188,9K подписчиков

Рассказ "Нетрогательная история". Ю.В. Нечехов

822 прочитали

 Ким Сталиноленович, сидя на краю кровати, нащупывал ногами тапки.

Ким Сталиноленович, сидя на краю кровати, нащупывал ногами тапки. На этом сложном пути поиска чего-то тёплого и родного он несколько раз ударил один и тот же палец о ножку кровати, наступил на новогоднюю игрушку и традиционно трижды выругался в адрес власти, жены и кота, который предательски наложил ему всё ещё тёплую имитацию тапок. Утро началось как обычно с трудностей, чем определило весь последующий день. Выбор между мыть ногу, продвигаясь по осколкам ёлочных игрушек, или надевать тапки как есть, был сделан в пользу последних.

Ким Сталиноленович был традиционалом до мозга костей, похрустеть которыми являлось привычным делом ещё со времен профессиональной деятельности. Он хранил все вещи из своей 73-летней жизни. Особенно трепетно относился к памяти о насильниках его матушки. Их фотографии были развешаны на стенах квартиры и периодически, по большим праздникам, 8 марта и 7 ноября, он протирал их от пыли. Это была история, которую невозможно было забыть. Надо сказать, что они были совершенно омерзительны. Один лысый и большеголовый, второй усатый с горбатый носом. Ровным счётом ничего общего с ними у Кима не было. Но все 73 года он настойчиво пытался это найти. И порой некоторое сходство с обеими насильниками просматривалось, когда Сталиноленович делал колючий взгляд и, прижмуриваясь немного, приподнимал подбородок.

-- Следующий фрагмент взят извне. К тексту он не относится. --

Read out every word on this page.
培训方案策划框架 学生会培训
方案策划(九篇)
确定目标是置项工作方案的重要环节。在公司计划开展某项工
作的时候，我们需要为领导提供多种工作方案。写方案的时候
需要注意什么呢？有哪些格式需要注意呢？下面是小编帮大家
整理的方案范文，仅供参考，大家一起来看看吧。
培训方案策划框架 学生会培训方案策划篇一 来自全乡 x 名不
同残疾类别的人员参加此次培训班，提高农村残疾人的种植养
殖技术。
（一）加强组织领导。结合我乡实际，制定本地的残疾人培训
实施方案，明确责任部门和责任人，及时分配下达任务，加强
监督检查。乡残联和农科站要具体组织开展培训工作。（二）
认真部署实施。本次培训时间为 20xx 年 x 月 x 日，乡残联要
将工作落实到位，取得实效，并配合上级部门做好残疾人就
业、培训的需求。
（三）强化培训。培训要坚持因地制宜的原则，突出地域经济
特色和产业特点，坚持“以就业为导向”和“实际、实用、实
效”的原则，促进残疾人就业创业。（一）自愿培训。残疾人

Жизнь текла своим чередом. Жена состарилась на даче, он - в квартире, дети разъехались, старенький москвич прогнил. Всё менялось, кроме одного - убеждений нашего героя. Он был очень убежденным в собственной правоте стариком. Казалось, что Ким родился таким, судя по детским фотографиям из фотоальбома. Даже в институте, где он преподавал историю вперемешку с чесночными оргиями в своём кабинете, Сталиноленович изловчился и втиснул в программу эпизод про изнасилование собственной матери, чтобы обязательно оставить имена насильников в наследие новому поколению как пример. А уж пример чего, это оставалось тайной для всех. Правда, он этим очень гордился.

Надо сказать, молодёжь не любила пары Отрыжки, так его обозвали между собой студенты. Но это не отменяло ни зачетов, ни экзаменов, потому приходилось ходить, зубрить, терпеть и пропитываться запахами науки.

В этот день у Кима Сталиноленовича был назначен экзамен. И ничто не могло испортить ему настроение, даже утренний тёплый привет от кота. Это был не просто экзамен, а последний экзамен в его преподавательской карьере перед выходом на заслуженный отдых (студентов, да и всего института, от него). Этот неповторимый чесночный аромат, квасные шуточки и ощущение власти отправлялись в последний путь профессора по заданному маршруту.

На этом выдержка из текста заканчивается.